You want to make sure they have all the very best opportunities in front of them, and help them to make sure they grasp them fully. But in reality, it can be a very fine line between standing up for your child, being their number one cheerleader (if you’re not going to, who is?), and depriving them of the very experiences that will make them a stronger, happier person.
Too many parents make life hard for their children by trying, too zealously, to make it easy for them.Goethe
The most recent examples of snowplow parenting can be seen in the US college admissions scandals – parents paying for their kids to secure spots in top colleges. Although a snowplow parent is likely driven by wanting a better life for their child than they had, it does pay to have a good hard think about will achieve that. A clear path ahead, but no opportunity to develop resilience or independence, may not be the best way.

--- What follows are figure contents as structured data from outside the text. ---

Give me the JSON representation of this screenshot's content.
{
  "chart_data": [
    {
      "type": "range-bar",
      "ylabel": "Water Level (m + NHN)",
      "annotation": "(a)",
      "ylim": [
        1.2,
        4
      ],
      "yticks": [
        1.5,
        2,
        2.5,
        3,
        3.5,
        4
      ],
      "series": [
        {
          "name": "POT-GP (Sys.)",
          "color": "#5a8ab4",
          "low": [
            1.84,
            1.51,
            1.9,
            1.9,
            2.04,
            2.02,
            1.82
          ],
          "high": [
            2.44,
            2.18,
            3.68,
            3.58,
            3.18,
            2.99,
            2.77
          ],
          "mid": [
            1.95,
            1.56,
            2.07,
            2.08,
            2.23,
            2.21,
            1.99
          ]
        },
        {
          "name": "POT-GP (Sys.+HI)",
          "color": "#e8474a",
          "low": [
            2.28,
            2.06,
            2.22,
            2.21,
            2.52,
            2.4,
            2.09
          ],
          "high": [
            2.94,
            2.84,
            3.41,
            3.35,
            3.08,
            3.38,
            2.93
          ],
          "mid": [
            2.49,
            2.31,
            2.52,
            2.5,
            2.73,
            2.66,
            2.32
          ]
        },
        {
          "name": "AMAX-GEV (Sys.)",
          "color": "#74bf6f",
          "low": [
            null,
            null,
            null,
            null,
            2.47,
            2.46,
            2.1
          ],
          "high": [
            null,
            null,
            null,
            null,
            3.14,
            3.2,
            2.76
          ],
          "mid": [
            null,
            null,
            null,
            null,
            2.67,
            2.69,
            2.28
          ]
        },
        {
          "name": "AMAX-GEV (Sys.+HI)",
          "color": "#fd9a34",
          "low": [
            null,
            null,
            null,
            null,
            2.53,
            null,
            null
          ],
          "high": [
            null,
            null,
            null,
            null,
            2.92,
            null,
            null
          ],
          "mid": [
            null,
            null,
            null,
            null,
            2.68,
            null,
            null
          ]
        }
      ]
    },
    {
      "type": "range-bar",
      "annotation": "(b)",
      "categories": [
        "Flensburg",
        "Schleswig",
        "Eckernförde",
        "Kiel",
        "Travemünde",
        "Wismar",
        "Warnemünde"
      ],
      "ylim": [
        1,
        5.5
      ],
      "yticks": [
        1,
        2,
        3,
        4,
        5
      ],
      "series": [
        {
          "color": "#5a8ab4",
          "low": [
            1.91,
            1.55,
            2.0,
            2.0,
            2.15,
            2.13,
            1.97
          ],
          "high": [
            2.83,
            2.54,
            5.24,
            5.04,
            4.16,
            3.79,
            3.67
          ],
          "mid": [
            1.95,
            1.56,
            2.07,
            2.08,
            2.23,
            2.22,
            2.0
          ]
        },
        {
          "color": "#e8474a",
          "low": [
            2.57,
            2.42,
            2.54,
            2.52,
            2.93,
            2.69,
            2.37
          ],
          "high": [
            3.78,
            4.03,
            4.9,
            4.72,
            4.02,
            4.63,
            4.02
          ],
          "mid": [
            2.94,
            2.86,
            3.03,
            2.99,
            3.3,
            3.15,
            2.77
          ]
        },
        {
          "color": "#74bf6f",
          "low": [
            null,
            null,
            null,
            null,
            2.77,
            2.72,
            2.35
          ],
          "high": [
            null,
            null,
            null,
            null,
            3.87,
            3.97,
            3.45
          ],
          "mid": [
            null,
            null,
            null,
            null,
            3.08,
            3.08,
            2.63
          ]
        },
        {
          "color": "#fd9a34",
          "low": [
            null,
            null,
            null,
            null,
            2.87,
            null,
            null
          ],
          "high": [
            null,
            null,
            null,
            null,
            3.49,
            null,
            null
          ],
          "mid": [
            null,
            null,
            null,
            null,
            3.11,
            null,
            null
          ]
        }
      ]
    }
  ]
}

And finally, let’s talk about Inuit parenting. It’s less well known, but as I said early, this parenting style has been around for a long time. I love this one because it shows how effectively a different approach can work. Which is always helpful when you find yourself in a cycle of misbehavior, yelling, door slamming and general exhaustion! It’s good to have a trick up your sleeve at times like these!
So what is different about the Inuit parenting style?
The Inuit are the indigenous people of the Arctic, with a strong parenting style that goes back centuries. They don’t yell at their children. I know, right? Let me say that again, they don’t yell at their children. It’s worth taking a moment to let that sink in. First off, their parenting style aims to teach their children to regulate their emotions and express them appropriately. Needless to say, yelling at a kid really only teaches them to yell. And second, they teach both responsibility and problem solving as a first response, rather than discipline or blame. If a child spills something, the mothers response is not to chide but to observe the accident and propose a solution.
What is their response?
“Oh, look at that mess. We better clean it up”.
In the 1960s, anthropologist Jean Briggs studied the Inuit parenting style for a year and half and wrote the book Never in Anger: Portrait of an Eskimo Family. Her observations include that the Inuit parenting style is to never yell at a small child. When emotions are high and tantrums are flying, that is not the time to try and teach. And if nothing productive will come of it – what’s the point? Instead parents focus heavily on controlling any negative outbursts, seeing them as a sign of immaturity, and deal with the situation once emotions have calmed down.
Did you see yourself in any of these parenting styles? I know I did, and I can see some things I might need to work on! But just remember, you don’t need to label yourself (or others). Knowing these different parenting styles, apart from just being a bit of fun, can help you to recognise in yourself the direction you tend to take when parenting. And keep this in mind, when you’re parenting. It might just give you a bit of insight into when you need to pull back, take a deep breath or stop and just listen to your child.